Here’s a handy checklist for bed buying:
- Decide your priorities and concerns in advance. For example, is it :- price, storage, access to bedroom, turning the mattress, getting in and out of bed, overall size or shape, a health issue, etc.
- If possible, try a selection of beds for comparison before you buy.
- Buy for correct support and comfort for your weight and build - not just firmness.
- Lie down in your normal sleeping position and make some turns, too. Wear comfortable clothing and remove any outdoor gear.
- Try it together, if the bed’s for two.
- Don’t forget a bed is a mattress and a base working together - don’t consider them in isolation.
- Think big - larger beds are more comfortable.
- You get what you pay for - both in product and service - so spend as much as you can afford.
Remember, you’re going to spend over 20,000 hours on your bed during its seven year lifespan so it’s worth taking a little time and effort in the beginning to make sure you make the right choice. While the right bed will play a crucial part in getting a good night’s sleep, if you’re not getting as much rest as you need, try following our simple tips to help yourself to get a better night’s sleep.

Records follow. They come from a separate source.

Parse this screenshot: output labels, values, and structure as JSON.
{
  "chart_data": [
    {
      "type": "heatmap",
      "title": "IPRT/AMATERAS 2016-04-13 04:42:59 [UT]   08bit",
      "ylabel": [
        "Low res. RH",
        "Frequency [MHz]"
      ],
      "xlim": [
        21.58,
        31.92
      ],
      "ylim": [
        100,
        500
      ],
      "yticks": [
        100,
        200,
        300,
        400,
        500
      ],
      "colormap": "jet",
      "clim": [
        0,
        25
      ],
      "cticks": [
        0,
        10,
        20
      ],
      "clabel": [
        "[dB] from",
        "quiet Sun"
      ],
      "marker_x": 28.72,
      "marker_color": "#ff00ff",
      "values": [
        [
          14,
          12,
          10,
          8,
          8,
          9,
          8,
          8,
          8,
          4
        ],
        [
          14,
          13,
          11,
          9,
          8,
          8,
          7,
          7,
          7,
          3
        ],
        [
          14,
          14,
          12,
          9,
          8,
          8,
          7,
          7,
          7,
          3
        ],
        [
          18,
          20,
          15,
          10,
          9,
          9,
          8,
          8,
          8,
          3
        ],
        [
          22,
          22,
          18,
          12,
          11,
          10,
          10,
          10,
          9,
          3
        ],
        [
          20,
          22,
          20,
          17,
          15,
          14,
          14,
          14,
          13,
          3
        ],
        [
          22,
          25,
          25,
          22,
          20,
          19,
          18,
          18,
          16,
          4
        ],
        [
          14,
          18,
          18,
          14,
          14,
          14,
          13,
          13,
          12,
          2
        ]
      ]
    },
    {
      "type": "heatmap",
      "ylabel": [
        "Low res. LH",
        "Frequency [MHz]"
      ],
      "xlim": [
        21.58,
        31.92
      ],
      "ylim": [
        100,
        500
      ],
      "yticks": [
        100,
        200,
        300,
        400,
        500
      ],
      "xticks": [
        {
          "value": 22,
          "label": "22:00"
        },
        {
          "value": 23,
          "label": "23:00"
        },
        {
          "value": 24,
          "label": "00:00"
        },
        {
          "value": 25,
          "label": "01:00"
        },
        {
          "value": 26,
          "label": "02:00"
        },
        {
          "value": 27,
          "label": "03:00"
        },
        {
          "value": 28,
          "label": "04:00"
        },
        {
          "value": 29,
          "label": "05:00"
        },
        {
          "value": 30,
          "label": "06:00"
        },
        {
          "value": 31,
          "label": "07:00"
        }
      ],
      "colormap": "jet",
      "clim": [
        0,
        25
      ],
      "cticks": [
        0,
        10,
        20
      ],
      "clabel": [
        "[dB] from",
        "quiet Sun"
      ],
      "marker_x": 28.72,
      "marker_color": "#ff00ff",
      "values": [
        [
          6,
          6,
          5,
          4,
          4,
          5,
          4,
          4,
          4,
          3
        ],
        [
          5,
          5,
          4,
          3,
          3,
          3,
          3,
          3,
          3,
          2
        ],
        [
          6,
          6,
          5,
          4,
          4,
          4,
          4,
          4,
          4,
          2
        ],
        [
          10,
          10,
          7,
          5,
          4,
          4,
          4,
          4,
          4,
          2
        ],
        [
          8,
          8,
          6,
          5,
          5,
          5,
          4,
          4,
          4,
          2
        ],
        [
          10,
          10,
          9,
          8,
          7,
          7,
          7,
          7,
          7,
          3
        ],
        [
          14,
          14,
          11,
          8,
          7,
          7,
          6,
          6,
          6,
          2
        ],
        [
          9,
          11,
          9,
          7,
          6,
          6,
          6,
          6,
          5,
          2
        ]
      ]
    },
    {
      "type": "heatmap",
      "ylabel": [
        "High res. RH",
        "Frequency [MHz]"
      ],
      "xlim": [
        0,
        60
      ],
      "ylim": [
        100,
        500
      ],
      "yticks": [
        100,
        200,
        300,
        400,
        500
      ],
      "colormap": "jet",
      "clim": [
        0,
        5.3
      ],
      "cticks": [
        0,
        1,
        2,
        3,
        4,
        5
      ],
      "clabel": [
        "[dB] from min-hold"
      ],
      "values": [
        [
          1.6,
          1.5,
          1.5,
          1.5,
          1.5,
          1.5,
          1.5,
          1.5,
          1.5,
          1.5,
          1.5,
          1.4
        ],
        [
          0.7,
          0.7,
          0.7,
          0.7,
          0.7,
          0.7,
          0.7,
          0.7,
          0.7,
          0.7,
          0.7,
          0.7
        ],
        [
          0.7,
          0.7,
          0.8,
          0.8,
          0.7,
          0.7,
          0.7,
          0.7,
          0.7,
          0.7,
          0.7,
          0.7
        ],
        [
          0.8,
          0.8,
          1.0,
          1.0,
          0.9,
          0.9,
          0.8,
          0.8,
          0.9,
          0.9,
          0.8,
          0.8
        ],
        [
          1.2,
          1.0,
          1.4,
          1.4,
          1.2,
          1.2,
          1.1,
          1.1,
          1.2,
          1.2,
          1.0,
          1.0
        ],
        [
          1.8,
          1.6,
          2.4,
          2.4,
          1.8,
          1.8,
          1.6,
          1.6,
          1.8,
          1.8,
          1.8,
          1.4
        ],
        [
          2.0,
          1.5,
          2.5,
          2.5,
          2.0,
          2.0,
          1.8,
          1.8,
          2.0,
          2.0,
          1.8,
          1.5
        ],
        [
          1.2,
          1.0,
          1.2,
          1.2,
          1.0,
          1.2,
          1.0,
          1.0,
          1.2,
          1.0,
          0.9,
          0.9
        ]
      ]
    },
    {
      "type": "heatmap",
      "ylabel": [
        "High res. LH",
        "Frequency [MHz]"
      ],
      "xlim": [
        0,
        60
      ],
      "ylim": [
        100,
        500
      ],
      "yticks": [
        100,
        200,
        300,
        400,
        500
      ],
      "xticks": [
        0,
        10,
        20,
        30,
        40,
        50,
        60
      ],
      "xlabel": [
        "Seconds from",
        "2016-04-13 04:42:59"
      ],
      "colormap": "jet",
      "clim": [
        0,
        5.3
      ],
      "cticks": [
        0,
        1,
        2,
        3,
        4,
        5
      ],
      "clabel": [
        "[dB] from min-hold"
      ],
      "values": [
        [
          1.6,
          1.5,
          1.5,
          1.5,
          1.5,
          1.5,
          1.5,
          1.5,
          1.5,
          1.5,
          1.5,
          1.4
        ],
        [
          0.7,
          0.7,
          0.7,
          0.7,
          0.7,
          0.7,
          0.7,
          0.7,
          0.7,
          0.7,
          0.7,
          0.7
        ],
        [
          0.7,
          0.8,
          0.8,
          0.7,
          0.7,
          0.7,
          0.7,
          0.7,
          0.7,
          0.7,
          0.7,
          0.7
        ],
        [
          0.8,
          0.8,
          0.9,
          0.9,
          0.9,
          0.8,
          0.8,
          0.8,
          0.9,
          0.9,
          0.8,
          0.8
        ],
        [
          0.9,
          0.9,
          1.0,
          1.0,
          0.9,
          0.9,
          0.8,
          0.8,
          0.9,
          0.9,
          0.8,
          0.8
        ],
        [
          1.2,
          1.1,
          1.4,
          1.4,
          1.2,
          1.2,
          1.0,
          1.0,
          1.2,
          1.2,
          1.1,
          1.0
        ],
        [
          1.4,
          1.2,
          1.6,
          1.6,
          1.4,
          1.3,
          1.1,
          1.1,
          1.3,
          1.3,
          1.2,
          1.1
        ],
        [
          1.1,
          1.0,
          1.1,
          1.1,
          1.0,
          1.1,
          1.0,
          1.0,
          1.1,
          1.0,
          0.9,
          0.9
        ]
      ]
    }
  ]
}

- Keep regular hours. Going to bed and getting up at roughly the same time, all the time, will programme your body to sleep better.
- Create a restful sleeping environment. Your bedroom should be kept for rest and sleep and it should be neither too hot, nor too cold; and as quiet and dark as possible. Make sure your bed is comfortable. It’s difficult to get deep, restful sleep on one that’s too soft, too hard, too small or too old.
- Take more exercise. Regular, moderate exercise such as swimming or walking can help relieve the day’s stresses and strains. But not too close to bedtime or it may keep you awake!
- Don’t end up compensating for lack of sleep by going too heavy on stimulants such as caffeine in tea, coffee or cola - especially in the evening. They interfere with falling asleep and prevent deep sleep. Have a hot milky drink or herbal tea instead.
- Don’t over-indulge. Too much food or alcohol, especially late at night, just before bedtime, can play havoc with sleep patterns. Alcohol may help you fall asleep initially, but will interrupt your sleep later on in the night.
- Don’t smoke. Yes, it’s bad for sleep, too: smokers take longer to fall asleep, wake more often and often experience more sleep disruption.
- Try to relax and insist on some ‘me time’ before going to bed. Have a warm bath, listen to some quiet music, do some yoga – all help to relax both the mind and body. Your doctor may be able to recommend a helpful relaxation tape, too.
- Deal with worries or a heavy workload by making lists of things to be tackled the next day.
- Resolve arguments before bed. Ongoing conflicts are not conducive to putting you in the right frame of mind for sleep!
- If you can’t sleep, don’t lie there worrying about it. Get up and do something you find relaxing until you feel sleepy again – then go back to be.